Costs: attract predators; increased competition; increased risk of disease transmission. Benefits: possible benefits from altruism (reciprocity); added protection from predators (via mobbing behavior, scanning, alarm calls, swamping effects); easier to find mates; groups may capture or find food more easily.
5. For the following hypothetical organisms, please indicate whether you'd expect the male or female to exhibit more mate choice (i.e., which should be "choosier"), and whether you'd expect the male or female to be more brightly colored or adorned with "advertisements". Please also explain your rationale.
a. A male builds a nest and then guards the developing eggs from predators. The eggs develop rapidly and the male is able to raise many broods in a single reproductive season.
b. A male builds a nest and guards the eggs from predators. The nest is small and can hold only a single clutch. Males cannot raise more than one brood, although females can lay several clutches of eggs in a single season.
c. Fertilization is external. Females require great quantities of energy to make eggs than males require to make sperm.
d. Fertilization is internal and development is viviparous (within the female). Brood size is very small (one or two young) and gestation time is long.
a. male is limited by access to females, therefore males should advertise and females should be choosy. b. females are limited by males, so females advertise and males are choosy c. females make greater contribution than males, so females are choosy and males advertise d. again, females choosy, males advertise
6. Behavioral ecologist often rely on optimization models. Explain their rationale is using this approach. Do scientists believe that organisms are perfect machines that are fine tuned to their environment (e.g., the organisms' behavior and morphology are "optimal")? Why is/isn't this the case?

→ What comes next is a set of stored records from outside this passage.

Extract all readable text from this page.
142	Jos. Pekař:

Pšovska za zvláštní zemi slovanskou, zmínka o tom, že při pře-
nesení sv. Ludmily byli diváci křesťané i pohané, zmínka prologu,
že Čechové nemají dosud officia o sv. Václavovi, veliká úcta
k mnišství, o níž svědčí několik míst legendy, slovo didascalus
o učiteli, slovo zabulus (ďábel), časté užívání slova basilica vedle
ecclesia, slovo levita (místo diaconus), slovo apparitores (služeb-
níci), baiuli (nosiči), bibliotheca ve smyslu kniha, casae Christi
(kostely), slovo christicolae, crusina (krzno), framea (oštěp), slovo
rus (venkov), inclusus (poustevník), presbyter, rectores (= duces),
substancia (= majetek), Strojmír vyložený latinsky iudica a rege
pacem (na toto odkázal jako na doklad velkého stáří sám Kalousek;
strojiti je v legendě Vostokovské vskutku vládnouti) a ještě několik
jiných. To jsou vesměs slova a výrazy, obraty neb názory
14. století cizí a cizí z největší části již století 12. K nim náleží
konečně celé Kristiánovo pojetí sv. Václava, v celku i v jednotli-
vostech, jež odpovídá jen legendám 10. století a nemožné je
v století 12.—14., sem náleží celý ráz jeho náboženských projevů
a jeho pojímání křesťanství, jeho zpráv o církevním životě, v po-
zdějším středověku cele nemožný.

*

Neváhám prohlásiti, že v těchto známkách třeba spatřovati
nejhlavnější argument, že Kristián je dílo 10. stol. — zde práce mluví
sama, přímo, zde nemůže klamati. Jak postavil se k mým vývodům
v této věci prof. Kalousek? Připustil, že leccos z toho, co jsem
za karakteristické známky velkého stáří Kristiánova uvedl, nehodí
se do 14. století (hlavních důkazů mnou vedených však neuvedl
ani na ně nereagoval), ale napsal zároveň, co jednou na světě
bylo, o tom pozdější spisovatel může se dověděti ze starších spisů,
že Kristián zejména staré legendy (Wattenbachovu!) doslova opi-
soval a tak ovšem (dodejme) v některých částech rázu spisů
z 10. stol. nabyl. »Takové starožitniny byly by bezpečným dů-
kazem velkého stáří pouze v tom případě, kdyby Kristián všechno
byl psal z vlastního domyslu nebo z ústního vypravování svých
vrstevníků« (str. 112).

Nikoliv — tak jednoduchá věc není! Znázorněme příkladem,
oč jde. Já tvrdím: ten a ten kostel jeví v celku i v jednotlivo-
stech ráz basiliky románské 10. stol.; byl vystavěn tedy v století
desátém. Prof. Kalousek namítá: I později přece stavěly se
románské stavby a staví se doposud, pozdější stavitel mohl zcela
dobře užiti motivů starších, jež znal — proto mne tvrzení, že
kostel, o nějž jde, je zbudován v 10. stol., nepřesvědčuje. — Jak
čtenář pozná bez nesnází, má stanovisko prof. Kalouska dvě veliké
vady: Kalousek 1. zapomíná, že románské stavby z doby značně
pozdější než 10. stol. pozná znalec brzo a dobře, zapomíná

Behavioral ecologists use optimization models to evaluate and find solutions to complex problems, that often involve trade-offs and constraits. Animals have limited time and energy to devote to activities . The underlying assumption of Opt. Models is that the "best strategy" maximizes fitness. These strategies are compromises among devoting time to different activities such as scanning for predators, looking for food, etc. NO- scientists do not believe animals are perfect- there could be several different strategies that result in similar fitness. Or, the environment is complex and variable, so the "best" strategy is always changing. Or, it may not be possible to attain the "best " strategy. In general, behavioral ecologists often consider Optimization models as "yardsticks" by which to judge the actual behavior of animals. They also use the models as a way to formulate hypotheses and generate tests of these hypotheses.
7. In optimal foraging models, a number of trade-offs and costs and benefits are assumed. Give some examples.
Time constraints -- can't be in two places at one time, or engage
in two activities, such as searching and handling, or feeding and courting
and predator avoidance.
Trade-offs -- such as the best feeding locations being the riskiest; the
most energetically rich foods being harder to capture.